Now using the ggplot, geom_point, geom_line & scale_x_discrete methods from ggplot2 library we plot the color on x-axis and temperature on y-axis and plot showing the effect of cooling and heating on various color (cloth).
raw_data <- read.csv("science proj data .csv")
df_cooling <- dplyr::filter(raw_data, raw_data$phase == "cooling")
kable(head(df_cooling,n=3)) %>%
kable_styling(bootstrap_options = c("striped","hover","condensed","responsive"),full_width = F,position = "left",font_size = 12) %>%
row_spec(0, background ="darkgray")
color | minute.0 | minute.10 | minute.20 | minute.30 | minute.40 | minute.50 | minute.60 | phase |
---|---|---|---|---|---|---|---|---|
white | 98 | 96 | 93 | 80 | 78 | 78 | 78 | cooling |
red | 109 | 106 | 95 | 87 | 82 | 80 | 78 | cooling |
pink | 102 | 96 | 90 | 83 | 80 | 78 | 78 | cooling |
df_heating <- dplyr::filter(raw_data, raw_data$phase == 'heating')
kable(head(df_heating,n=3)) %>%
kable_styling(bootstrap_options = c("striped","hover","condensed","responsive"),full_width = F,position = "left",font_size = 12) %>%
row_spec(0, background ="lightgray")
color | minute.0 | minute.10 | minute.20 | minute.30 | minute.40 | minute.50 | minute.60 | phase |
---|---|---|---|---|---|---|---|---|
white | 78 | 81 | 83 | 88 | 93 | 96 | 98 | heating |
red | 78 | 82 | 90 | 93 | 98 | 106 | 109 | heating |
pink | 78 | 82 | 84 | 90 | 96 | 99 | 102 | heating |
df_cooling %>% ggplot(aes(x=df_cooling$color)) + scale_x_discrete(limits=df_cooling$color) +
geom_point(aes(y=df_cooling$minute.0 , group=1)) + geom_line(aes(y=df_cooling$minute.0, group=1, col="Minute0")) +
geom_point(aes(y=df_cooling$minute.10, group=1)) + geom_line(aes(y=df_cooling$minute.10, group=1, col="Minute10")) +
geom_point(aes(y=df_cooling$minute.20 , group=1)) + geom_line(aes(y=df_cooling$minute.20, group=1, col="Minute20")) +
geom_point(aes(y=df_cooling$minute.30, group=1)) + geom_line(aes(y=df_cooling$minute.30, group=1, col="Minute30")) +
geom_point(aes(y=df_cooling$minute.40, group=1)) + geom_line(aes(y=df_cooling$minute.40, group=1, col="Minute40")) +
geom_point(aes(y=df_cooling$minute.50, group=1)) + geom_line(aes(y=df_cooling$minute.50, group=1, col="Minute50")) +
geom_point(aes(y=df_cooling$minute.60, group=1)) + geom_line(aes(y=df_cooling$minute.60, group=1, col="Minute60")) +
labs(title="Cooling Versus Color", x="Color", y="Degrees in Farenheit", colour="") +
scale_colour_manual(values = c("white", "red" , "pink" , "black", "green" , "cyan" , "grey"))

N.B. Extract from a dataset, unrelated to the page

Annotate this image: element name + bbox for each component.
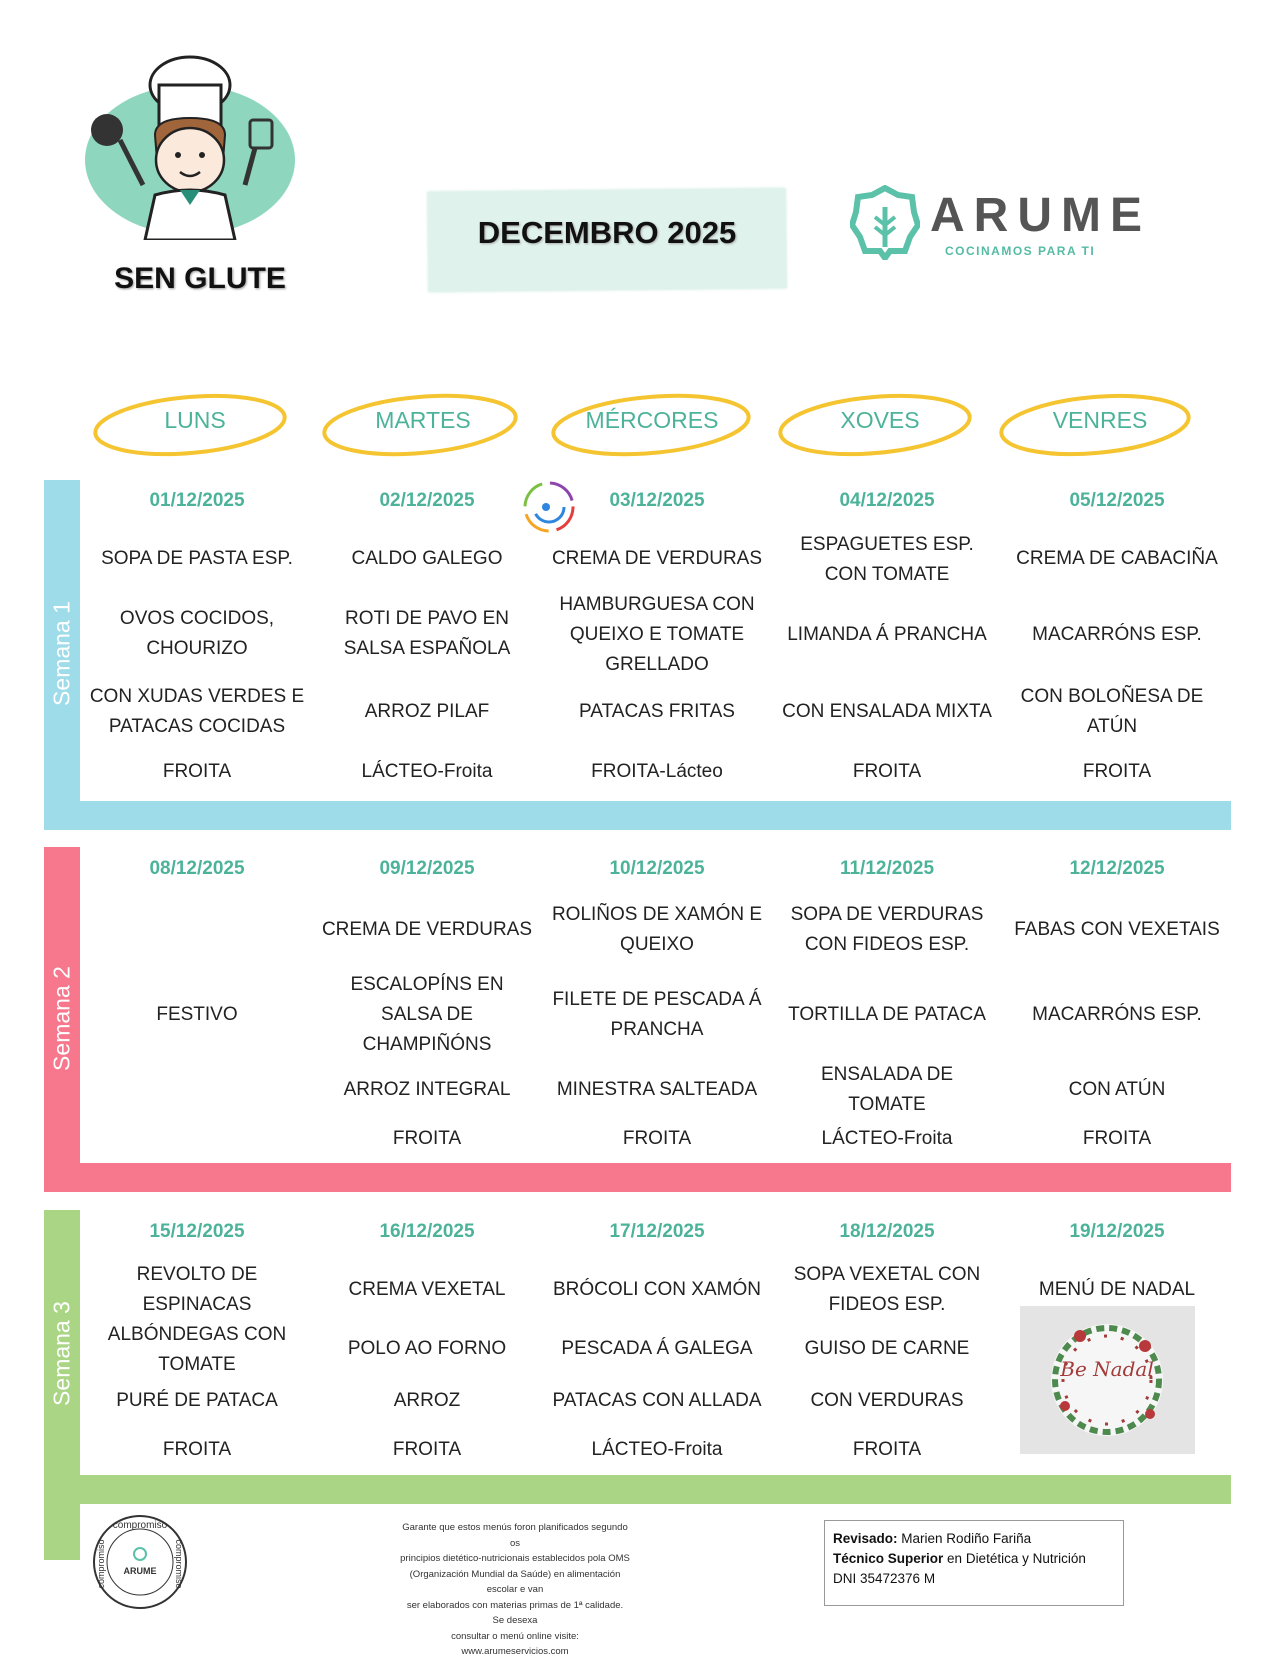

df_heating %>% ggplot(aes(x=df_heating$color)) + scale_x_discrete(limits=df_heating$color) +
geom_point(aes(y=df_heating$minute.0 , group=1)) + geom_line(aes(y=df_heating$minute.0, group=1, col="Minute0")) +
geom_point(aes(y=df_heating$minute.10, group=1)) + geom_line(aes(y=df_heating$minute.10, group=1, col="Minute10")) +
geom_point(aes(y=df_heating$minute.20 , group=1)) + geom_line(aes(y=df_heating$minute.20, group=1, col="Minute20")) +
geom_point(aes(y=df_heating$minute.30, group=1)) + geom_line(aes(y=df_heating$minute.30, group=1, col="Minute30")) +
geom_point(aes(y=df_heating$minute.40, group=1)) + geom_line(aes(y=df_heating$minute.40, group=1, col="Minute40")) +
geom_point(aes(y=df_heating$minute.50, group=1)) + geom_line(aes(y=df_heating$minute.50, group=1, col="Minute50")) +
geom_point(aes(y=df_heating$minute.60, group=1)) + geom_line(aes(y=df_heating$minute.60, group=1, col="Minute60")) +
labs(title="Heating Versus Color", x="Color", y="Degrees in Farenheit", colour="") +
scale_colour_manual(values = c("white", "red" , "pink" , "black", "green" , "cyan" , "grey"))

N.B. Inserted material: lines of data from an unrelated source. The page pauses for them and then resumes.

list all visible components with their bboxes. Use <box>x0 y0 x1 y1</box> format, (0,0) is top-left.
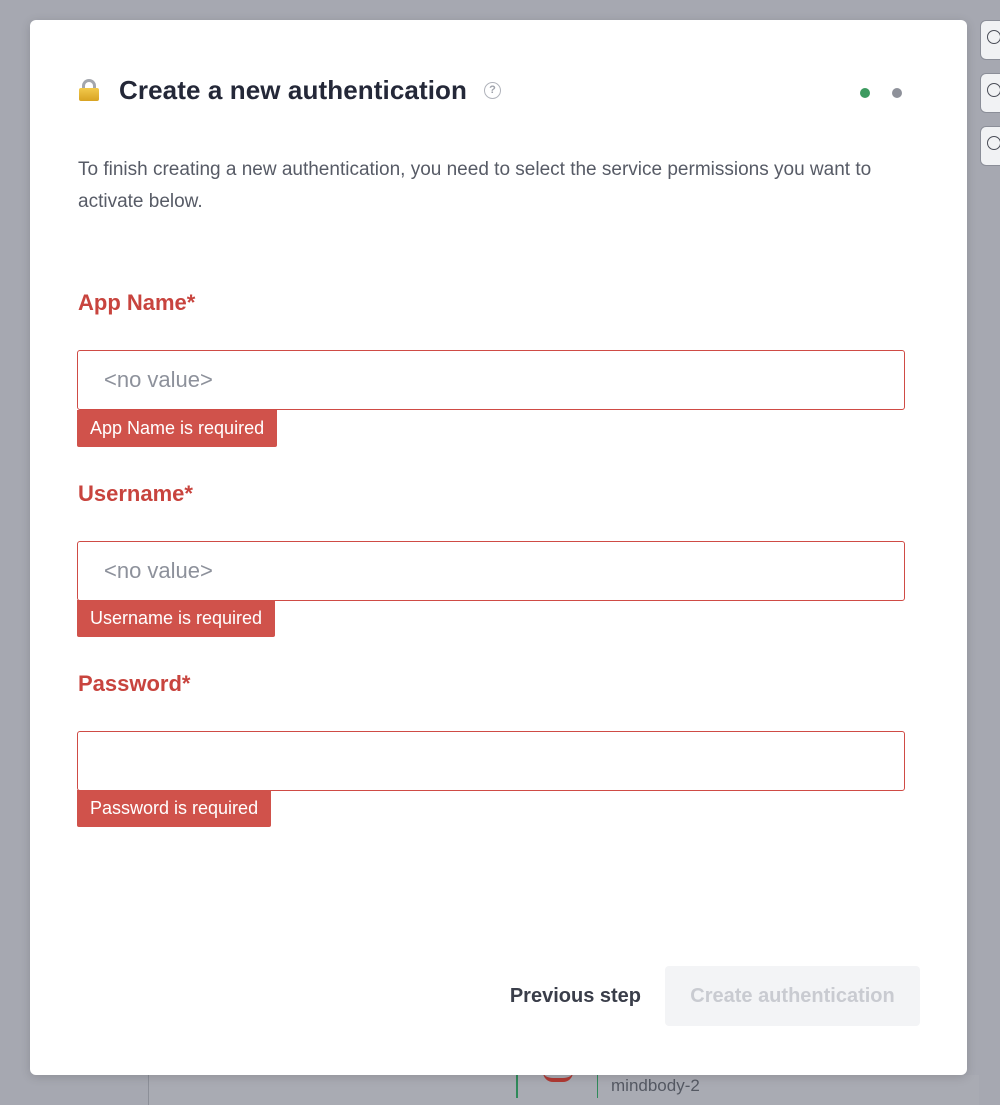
password-error: Password is required <box>77 790 271 827</box>
modal-description: To finish creating a new authentication, you need to select the service permissions you want to activate below. <box>78 159 872 212</box>
create-authentication-modal <box>30 20 967 1075</box>
background-tool-button <box>980 20 1000 60</box>
create-authentication-button[interactable]: Create authentication <box>665 966 920 1026</box>
username-input[interactable] <box>77 541 905 601</box>
background-divider <box>597 1075 598 1098</box>
app-name-label: App Name* <box>78 290 196 315</box>
modal-footer <box>486 966 920 1026</box>
zoom-out-icon <box>987 136 1000 150</box>
password-input[interactable] <box>77 731 905 791</box>
background-divider <box>516 1075 518 1098</box>
app-name-input[interactable] <box>77 350 905 410</box>
background-tool-button <box>980 126 1000 166</box>
background-tool-button <box>980 73 1000 113</box>
lock-icon <box>78 79 100 101</box>
step-indicator <box>860 88 902 98</box>
username-label: Username* <box>78 481 193 506</box>
help-icon[interactable]: ? <box>484 82 501 99</box>
username-error: Username is required <box>77 600 275 637</box>
refresh-icon <box>987 83 1000 97</box>
background-row-label: mindbody-2 <box>611 1076 700 1095</box>
zoom-icon <box>987 30 1000 44</box>
step-dot-2 <box>892 88 902 98</box>
previous-step-button[interactable]: Previous step <box>486 966 665 1026</box>
modal-title: Create a new authentication <box>119 74 467 105</box>
modal-header <box>78 74 501 106</box>
step-dot-1 <box>860 88 870 98</box>
password-label: Password* <box>78 671 191 696</box>
app-name-error: App Name is required <box>77 410 277 447</box>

Thus we can conclude that When a color (colored fabric) absorbs light, it turns the light into thermal energy (heat). The more light a color absorbs, the more thermal energy it produces. Black fabric absorbs all colors of light and is therefore warmer than white fabric which reflects all colors.The same is clearly depicted from the 2 above graphs.